With the video conferencing platform Zoom taking off among universities and other institutions during the coronavirus pandemic, the phenomenon of “Zoom bombing” has become more frequent.
There have been four reported incidents of Zoom bombing—a phrase referring to virtual intruders entering a Zoom session—during St. Joe’s online courses, according to Andy Starr, manager of academic systems in the Office of Information Technology (OIT). Starr said the usage of Zoom has doubled compared to the last three years at St. Joe’s, which has increased the possibility of technological challenges.
To join a Zoom session, users must have a link created for the class or meeting. Starr said there are multiple ways in which a Zoom bomber could get that link.
“The current theory is most of the Zoom bombings are happening on published links, so somebody has shared the link on social media, via email or on a website,” Starr said. “The other theory is that they are randomly going through, so they figure out that SJU has Zoom. There’s only so many combinations of nine numbers that you can come up with, and they just randomly try until they get a hit.”
The first case of Zoom bombing at St. Joe’s was announced in an email from Cheryl McConnell, Ph.D., provost and vice president for Academic Affairs, sent to faculty and staff on March 26. McConnell wrote that at least one class had been “disrupted by unauthorized attendees,” and OIT began offering strategies for managing Zoom sessions.
“With the Provost’s approval, OIT will disable the ability of participants to share their screens without instructor approval upon entering the Zoom room,” McConnell said. “In addition, OIT has posted additional strategies for faculty to manage their Zoom sessions including how to remove unwanted participants, locking your session or muting all participants.

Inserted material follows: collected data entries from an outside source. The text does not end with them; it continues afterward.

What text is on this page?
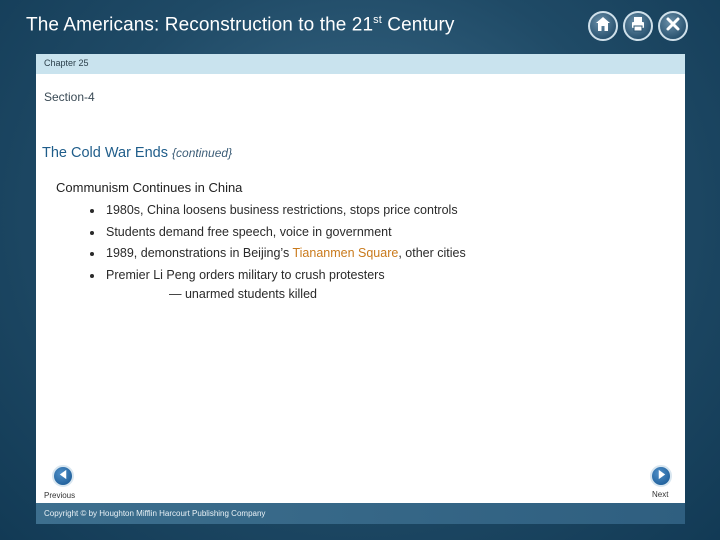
The Americans: Reconstruction to the 21st Century
Chapter 25
Section-4
The Cold War Ends {continued}
Communism Continues in China
• 1980s, China loosens business restrictions, stops price controls
• Students demand free speech, voice in government
• 1989, demonstrations in Beijing’s Tiananmen Square, other cities
• Premier Li Peng orders military to crush protesters
— unarmed students killed
Previous	Next
Copyright © by Houghton Mifflin Harcourt Publishing Company
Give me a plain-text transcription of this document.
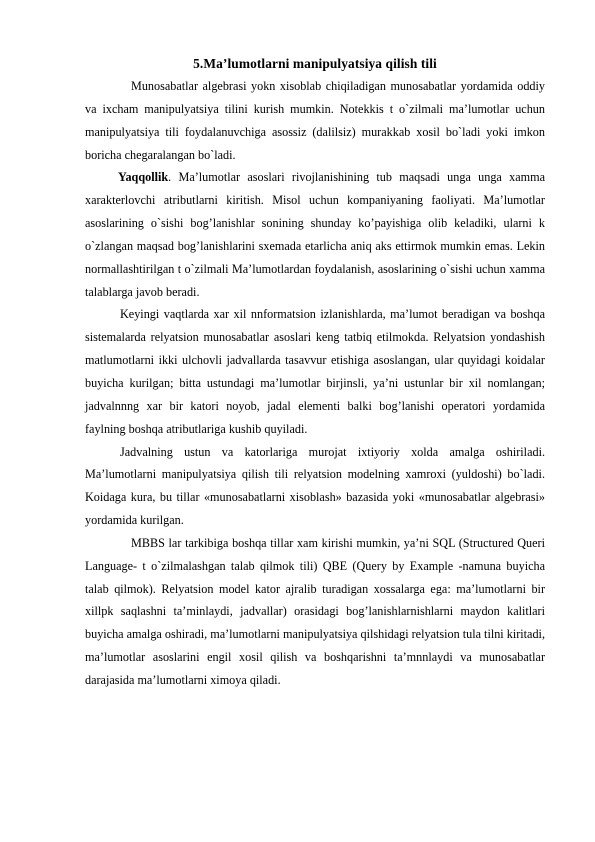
5.Ma’lumotlarni manipulyatsiya qilish tili

Munosabatlar algebrasi yokn xisoblab chiqiladigan munosabatlar yordamida oddiy va ixcham manipulyatsiya tilini kurish mumkin. Notekkis t o`zilmali ma’lumotlar uchun manipulyatsiya tili foydalanuvchiga asossiz (dalilsiz) murakkab xosil bo`ladi yoki imkon boricha chegaralangan bo`ladi.

Yaqqollik. Ma’lumotlar asoslari rivojlanishining tub maqsadi unga unga xamma xarakterlovchi atributlarni kiritish. Misol uchun kompaniyaning faoliyati. Ma’lumotlar asoslarining o`sishi bog’lanishlar sonining shunday ko’payishiga olib keladiki, ularni k o`zlangan maqsad bog’lanishlarini sxemada etarlicha aniq aks ettirmok mumkin emas. Lekin normallashtirilgan t o`zilmali Ma’lumotlardan foydalanish, asoslarining o`sishi uchun xamma talablarga javob beradi.

Keyingi vaqtlarda xar xil nnformatsion izlanishlarda, ma’lumot beradigan va boshqa sistemalarda relyatsion munosabatlar asoslari keng tatbiq etilmokda. Relyatsion yondashish matlumotlarni ikki ulchovli jadvallarda tasavvur etishiga asoslangan, ular quyidagi koidalar buyicha kurilgan; bitta ustundagi ma’lumotlar birjinsli, ya’ni ustunlar bir xil nomlangan; jadvalnnng xar bir katori noyob, jadal elementi balki bog’lanishi operatori yordamida faylning boshqa atributlariga kushib quyiladi.

Jadvalning ustun va katorlariga murojat ixtiyoriy xolda amalga oshiriladi. Ma’lumotlarni manipulyatsiya qilish tili relyatsion modelning xamroxi (yuldoshi) bo`ladi. Koidaga kura, bu tillar «munosabatlarni xisoblash» bazasida yoki «munosabatlar algebrasi» yordamida kurilgan.

MBBS lar tarkibiga boshqa tillar xam kirishi mumkin, ya’ni SQL (Structured Queri Language- t o`zilmalashgan talab qilmok tili) QBE (Query by Example -namuna buyicha talab qilmok). Relyatsion model kator ajralib turadigan xossalarga ega: ma’lumotlarni bir xillpk saqlashni ta’minlaydi, jadvallar) orasidagi bog’lanishlarnishlarni maydon kalitlari buyicha amalga oshiradi, ma’lumotlarni manipulyatsiya qilshidagi relyatsion tula tilni kiritadi, ma’lumotlar asoslarini engil xosil qilish va boshqarishni ta’mnnlaydi va munosabatlar darajasida ma’lumotlarni ximoya qiladi.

Faculty can decide what will work best for them.”
In another email sent to faculty and staff on April 1, McConnell reported a second incident of Zoom bombing in which the instructor removed the intruder using Zoom’s participant management feature.
While some cases of Zoom bombing around the country have been more extreme, Starr said the incidents at St. Joe’s have just been disruptive.
“One of them was so silly, it was a guy doing push ups in his backyard,” Starr said. “He shared his camera from his phone, and that’s what he chose to do with his 30 seconds before the instructor kicked him out.”
Jack Botto ’22 had a similarly disruptive incident of Zoom bombing during a session he had with a few classmates and their professor. Botto said the Zoom bomber entered the session with their camera off and began sharing their screen with information they had found online about Botto and his friends.
“They were kind of bored and just [wanted] something to do,” Botto said. “At one point they left, maybe [my friend] kicked them out, but they were able to get back in. They could join any time they wanted, so we just let them stick around.”
Botto said the link was sent through text, so they did not know how the Zoom bomber got in, but Botto and his friends were not too concerned about the person’s intentions.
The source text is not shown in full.